C: Valgrind: Use of uninitialized value of size 4 AND Use of uninitialised value of size 4

Question

These 2 errors are coming up with a linked list/low level file read/strtok program.

==10982== Use of uninitialised value of size 4
==10982==    at 0x40C3899: strtok (strtok.S:197)
==10982==    by 0x8048719: main (main.c:9)
==10982==  Uninitialised value was created by a stack allocation
==10982==    at 0x80487D2: buildList (functions.c:13)
==10982== 
==10982== Use of uninitialised value of size 4
==10982==    at 0x40C38C1: strtok (strtok.S:223)
==10982==    by 0x8048719: main (main.c:9)
==10982==  Uninitialised value was created by a stack allocation
==10982==    at 0x80487D2: buildList (functions.c:13)
==10982== 
==10982== Conditional jump or move depends on uninitialised value(s)
==10982==    at 0x40C38C4: strtok (strtok.S:224)
==10982==    by 0x8048719: main (main.c:9)
==10982==  Uninitialised value was created by a stack allocation
==10982==    at 0x80487D2: buildList (functions.c:13)

Here is the function buildList

void buildList(int fdin, int lines)
{
    char ara[4096];
    int num;
    double p;
    read(fdin, ara, 4096);
    char *nl = "\n";
    char *ws = " ";
    char *temp =  strtok(ara, " ");
    while(temp != NULL)
    {
        Stock *s = (Stock*)calloc(1, sizeof(Stock));
        s->c.symbol = (char*)calloc(strlen(temp)+1, sizeof(char));
        strcpy(s->c.symbol, temp);
        temp = strtok(NULL, "\n");
        s->c.name = (char*)calloc(strlen(temp)+1, sizeof(char));
        strcpy(s->c.name, temp);
        temp = strtok(NULL, "\n");
        sscanf(temp, "%lf", &p);
        temp = strtok(NULL, "\n");
        s->price = p;
        sscanf(temp, "%d", &num);
        s->shares = num;
        Node *n = (Node*)calloc(1, sizeof(Node));
        n->data = s;
        addOrdered(n);
        temp = strtok(NULL, " ");
    }
    close(fdin);
}

I cannot figure out why this error occurs.

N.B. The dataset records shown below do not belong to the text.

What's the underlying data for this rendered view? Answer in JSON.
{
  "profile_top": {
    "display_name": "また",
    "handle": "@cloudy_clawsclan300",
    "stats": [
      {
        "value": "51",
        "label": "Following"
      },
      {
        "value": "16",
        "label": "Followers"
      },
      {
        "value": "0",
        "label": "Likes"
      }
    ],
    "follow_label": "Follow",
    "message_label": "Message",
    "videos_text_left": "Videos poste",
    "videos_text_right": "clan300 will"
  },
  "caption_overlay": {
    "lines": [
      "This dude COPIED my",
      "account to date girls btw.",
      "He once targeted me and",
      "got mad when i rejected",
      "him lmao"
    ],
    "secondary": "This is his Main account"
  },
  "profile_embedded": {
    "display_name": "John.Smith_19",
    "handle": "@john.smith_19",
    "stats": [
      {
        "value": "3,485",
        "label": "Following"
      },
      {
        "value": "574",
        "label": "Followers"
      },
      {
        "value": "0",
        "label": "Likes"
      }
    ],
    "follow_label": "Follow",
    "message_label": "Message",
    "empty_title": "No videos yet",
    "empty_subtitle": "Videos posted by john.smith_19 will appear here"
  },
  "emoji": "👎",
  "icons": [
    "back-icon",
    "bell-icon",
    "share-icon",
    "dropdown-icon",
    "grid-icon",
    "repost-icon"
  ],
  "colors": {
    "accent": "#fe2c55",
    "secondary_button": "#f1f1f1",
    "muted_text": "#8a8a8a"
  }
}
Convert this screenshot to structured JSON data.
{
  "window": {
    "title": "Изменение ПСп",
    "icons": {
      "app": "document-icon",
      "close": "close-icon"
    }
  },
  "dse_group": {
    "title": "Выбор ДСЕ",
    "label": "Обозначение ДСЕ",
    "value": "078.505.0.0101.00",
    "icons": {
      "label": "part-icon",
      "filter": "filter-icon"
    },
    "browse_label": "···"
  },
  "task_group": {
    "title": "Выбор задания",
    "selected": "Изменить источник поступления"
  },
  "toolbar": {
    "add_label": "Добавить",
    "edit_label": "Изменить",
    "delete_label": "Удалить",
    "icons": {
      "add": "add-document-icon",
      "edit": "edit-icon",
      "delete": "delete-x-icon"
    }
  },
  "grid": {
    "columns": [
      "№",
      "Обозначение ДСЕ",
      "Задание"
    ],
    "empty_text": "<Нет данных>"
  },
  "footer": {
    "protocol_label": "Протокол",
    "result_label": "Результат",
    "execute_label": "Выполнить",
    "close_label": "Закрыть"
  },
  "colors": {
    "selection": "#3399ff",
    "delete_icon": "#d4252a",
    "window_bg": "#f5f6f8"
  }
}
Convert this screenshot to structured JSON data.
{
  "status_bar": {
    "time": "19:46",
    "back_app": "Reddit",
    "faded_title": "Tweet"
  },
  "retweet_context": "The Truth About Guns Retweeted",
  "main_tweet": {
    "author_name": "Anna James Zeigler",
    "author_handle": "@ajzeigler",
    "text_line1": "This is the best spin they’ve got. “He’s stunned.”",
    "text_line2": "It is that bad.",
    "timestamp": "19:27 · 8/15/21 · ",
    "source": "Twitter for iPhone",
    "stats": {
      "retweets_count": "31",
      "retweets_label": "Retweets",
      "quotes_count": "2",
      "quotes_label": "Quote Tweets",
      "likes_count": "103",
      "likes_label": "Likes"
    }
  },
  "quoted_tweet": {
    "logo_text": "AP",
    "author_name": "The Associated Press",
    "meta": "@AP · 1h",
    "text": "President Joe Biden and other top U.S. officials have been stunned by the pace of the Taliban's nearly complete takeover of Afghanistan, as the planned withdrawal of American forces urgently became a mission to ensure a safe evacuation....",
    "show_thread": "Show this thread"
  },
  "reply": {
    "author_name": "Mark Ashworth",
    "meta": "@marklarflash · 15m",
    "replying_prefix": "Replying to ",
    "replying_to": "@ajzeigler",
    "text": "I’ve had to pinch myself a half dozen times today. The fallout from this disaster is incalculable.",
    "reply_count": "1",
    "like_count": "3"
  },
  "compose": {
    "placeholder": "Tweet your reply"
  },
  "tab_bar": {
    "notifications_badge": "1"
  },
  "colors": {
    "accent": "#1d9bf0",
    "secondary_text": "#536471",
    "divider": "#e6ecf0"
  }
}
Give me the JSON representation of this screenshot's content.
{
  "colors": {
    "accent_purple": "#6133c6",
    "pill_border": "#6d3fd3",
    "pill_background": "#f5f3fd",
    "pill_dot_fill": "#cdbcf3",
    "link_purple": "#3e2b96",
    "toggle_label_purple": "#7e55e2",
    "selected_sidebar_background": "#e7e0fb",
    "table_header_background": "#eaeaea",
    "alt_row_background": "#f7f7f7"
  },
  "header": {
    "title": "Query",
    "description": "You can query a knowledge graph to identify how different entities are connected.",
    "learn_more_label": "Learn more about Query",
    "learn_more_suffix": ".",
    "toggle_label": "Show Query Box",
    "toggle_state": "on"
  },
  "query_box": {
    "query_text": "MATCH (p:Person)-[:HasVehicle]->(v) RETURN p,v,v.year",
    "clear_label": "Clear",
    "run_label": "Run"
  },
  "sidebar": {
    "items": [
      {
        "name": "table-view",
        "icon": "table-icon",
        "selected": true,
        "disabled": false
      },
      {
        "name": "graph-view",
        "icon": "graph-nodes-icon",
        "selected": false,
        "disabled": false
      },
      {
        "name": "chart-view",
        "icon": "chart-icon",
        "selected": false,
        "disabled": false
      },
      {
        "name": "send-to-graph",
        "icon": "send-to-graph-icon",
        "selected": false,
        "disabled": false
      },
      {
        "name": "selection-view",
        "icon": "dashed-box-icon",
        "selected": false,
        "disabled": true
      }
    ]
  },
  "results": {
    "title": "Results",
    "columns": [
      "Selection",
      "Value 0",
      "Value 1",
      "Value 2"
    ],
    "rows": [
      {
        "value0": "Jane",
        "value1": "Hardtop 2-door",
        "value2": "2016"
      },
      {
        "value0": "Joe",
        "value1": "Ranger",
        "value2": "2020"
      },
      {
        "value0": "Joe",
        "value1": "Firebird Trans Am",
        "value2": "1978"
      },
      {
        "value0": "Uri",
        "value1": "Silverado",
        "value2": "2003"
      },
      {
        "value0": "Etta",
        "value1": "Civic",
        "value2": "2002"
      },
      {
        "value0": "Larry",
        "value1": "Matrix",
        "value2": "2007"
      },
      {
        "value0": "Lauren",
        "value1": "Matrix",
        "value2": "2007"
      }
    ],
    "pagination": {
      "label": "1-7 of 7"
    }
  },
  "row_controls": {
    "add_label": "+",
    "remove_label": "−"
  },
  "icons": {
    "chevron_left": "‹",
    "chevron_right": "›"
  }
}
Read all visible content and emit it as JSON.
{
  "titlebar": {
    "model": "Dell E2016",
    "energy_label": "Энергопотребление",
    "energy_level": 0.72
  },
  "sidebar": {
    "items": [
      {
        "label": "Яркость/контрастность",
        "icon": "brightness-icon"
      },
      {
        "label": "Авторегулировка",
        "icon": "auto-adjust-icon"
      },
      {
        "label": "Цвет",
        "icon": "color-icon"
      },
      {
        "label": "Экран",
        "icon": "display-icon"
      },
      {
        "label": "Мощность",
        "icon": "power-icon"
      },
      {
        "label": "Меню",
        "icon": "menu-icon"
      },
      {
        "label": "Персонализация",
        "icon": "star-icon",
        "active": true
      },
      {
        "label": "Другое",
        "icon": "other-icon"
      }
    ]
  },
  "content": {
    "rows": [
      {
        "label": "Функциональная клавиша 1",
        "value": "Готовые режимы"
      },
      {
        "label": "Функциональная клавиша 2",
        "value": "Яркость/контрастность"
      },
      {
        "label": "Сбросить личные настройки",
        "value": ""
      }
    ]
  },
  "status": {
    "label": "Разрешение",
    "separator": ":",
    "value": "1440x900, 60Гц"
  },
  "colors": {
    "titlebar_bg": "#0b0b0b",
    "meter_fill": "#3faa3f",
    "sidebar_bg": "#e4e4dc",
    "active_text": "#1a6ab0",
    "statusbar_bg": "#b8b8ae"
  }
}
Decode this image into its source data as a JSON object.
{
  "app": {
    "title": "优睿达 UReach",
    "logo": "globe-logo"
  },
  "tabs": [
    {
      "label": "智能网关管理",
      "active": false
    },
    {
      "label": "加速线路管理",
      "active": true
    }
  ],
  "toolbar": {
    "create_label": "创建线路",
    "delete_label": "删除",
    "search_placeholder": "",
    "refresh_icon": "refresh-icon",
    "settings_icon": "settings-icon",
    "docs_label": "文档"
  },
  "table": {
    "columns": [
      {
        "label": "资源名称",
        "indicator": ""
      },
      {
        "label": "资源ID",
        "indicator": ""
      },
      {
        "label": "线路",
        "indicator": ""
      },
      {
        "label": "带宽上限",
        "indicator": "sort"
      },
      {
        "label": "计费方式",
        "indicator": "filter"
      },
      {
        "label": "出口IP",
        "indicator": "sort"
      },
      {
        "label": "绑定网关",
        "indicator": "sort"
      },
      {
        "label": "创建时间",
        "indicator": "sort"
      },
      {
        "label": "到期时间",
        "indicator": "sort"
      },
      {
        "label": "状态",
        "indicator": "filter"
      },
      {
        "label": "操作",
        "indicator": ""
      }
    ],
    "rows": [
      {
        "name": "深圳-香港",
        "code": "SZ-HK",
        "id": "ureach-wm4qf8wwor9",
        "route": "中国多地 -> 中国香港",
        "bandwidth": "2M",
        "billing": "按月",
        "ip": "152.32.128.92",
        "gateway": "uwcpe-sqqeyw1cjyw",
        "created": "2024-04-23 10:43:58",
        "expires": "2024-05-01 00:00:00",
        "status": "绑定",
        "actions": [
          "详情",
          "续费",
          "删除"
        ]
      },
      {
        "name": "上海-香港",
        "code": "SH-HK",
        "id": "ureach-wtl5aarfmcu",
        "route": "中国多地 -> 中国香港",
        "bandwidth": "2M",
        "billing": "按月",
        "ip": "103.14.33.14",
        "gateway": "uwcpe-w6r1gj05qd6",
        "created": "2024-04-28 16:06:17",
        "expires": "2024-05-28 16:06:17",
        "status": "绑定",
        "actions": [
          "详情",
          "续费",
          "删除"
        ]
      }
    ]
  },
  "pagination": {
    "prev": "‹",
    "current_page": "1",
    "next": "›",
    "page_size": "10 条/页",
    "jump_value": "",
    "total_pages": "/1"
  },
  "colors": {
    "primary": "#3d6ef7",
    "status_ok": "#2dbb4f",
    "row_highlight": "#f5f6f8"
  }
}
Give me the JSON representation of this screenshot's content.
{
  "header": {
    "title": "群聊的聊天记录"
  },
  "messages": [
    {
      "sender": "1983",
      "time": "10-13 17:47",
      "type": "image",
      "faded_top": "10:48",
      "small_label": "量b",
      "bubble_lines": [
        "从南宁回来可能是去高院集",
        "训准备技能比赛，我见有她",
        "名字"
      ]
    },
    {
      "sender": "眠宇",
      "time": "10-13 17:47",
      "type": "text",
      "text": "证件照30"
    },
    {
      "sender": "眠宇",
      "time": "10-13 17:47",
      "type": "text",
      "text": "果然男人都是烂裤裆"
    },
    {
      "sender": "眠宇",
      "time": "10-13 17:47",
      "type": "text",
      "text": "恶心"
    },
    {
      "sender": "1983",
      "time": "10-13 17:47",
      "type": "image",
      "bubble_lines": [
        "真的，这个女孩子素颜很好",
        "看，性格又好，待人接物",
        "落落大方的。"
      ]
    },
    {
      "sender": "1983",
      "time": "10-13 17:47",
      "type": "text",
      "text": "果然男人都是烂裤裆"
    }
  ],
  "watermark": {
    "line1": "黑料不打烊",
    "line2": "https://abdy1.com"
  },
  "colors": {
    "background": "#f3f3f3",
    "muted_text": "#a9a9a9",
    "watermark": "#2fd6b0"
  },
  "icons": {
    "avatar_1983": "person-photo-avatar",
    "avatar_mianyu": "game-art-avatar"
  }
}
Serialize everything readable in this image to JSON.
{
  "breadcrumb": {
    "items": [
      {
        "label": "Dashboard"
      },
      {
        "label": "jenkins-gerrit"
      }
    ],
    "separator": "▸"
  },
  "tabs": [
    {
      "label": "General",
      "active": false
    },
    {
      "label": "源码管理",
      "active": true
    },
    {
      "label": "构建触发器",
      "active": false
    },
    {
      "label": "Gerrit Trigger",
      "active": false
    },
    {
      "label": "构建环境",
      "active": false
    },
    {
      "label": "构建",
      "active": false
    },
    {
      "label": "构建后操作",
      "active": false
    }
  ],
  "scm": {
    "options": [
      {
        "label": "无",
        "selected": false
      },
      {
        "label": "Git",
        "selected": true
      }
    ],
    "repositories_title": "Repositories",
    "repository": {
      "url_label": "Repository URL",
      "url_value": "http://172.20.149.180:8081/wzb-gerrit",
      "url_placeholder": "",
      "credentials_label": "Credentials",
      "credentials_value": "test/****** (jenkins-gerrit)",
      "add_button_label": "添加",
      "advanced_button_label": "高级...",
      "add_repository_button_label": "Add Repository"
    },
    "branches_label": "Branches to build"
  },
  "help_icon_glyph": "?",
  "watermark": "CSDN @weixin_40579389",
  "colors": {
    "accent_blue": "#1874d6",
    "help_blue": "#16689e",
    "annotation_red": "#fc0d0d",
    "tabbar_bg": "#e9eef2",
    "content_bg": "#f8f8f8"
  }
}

From what I've read it is because I am assigning things to a char* from strtok without assigning any memory to them. However this is how I have done it in the past and I think it has been fine.

Answer 1

As others have surmised, valgrind is complaining that strtok is making use of uninitialized memory. The question then turns to why, since it seems like it is being initialized by:

read(fdin, ara, 4096);

However, read() does not \0 terminate the data, while strtok expects a \0 terminated string. Make sure the input is terminated properly:

ssize_t result = read(fdin, ara, sizeof(ara)-1); /* leave room for '\0' */
ara[result > 0 ? result : 0] = '\0';

---

The memset(ara, 0, sizeof(ara)); suggestion by Lee Daniel Crocker amounts to the same kind of fix, but it only works if the file contains less than sizeof(ara) bytes of input. You are still exposed to a similar problem if the file you read from has 4096 bytes of data or more. Then, strtok will be forced to scan past the end of the buffer to look for the \0, leading to undefined behavior.

Answer 2

read(fdin, ara, 4096);

...which could return:

• -1, meaning the read got an error, and ara wasn't filled in;
• 0, meaning you hit the end of the file, and ara wasn't filled in;
• a value < 4096, meaning there are fewer than 4096 bytes left in the file, and not all of the bytes of ara are filled in.

Always check the return value of read().

char *temp = strtok(ara, " ");

$ man strtok

...

The strtok() function is used to isolate sequential tokens in a null-ter-
minated string, str. ...

There is nothing whatsoever that guarantees that ara has a null character ('\0') in it, so you cannot validly hand it to strtok(). Make it char ara[4097] and do ara[4096] = '\0'; after the read if you want to make sure that there's a '\0' in it.

Or, even better, if read()'s return value is in a variable data_read, and you've already checked to make sure it's not -1, do ara[data_read] = '\0';, so that you set the byte after the last one read to '\0'.

And what happens if the file has more than 4096 characters, and your read() call reads in, for example, several lines and the beginning of another line? Given that, you might want to consider using fopen() to open the file and use fgets() to read lines.

Answer 3

Does the data read by read have a null terminator at the end? If not, that's probably the issue.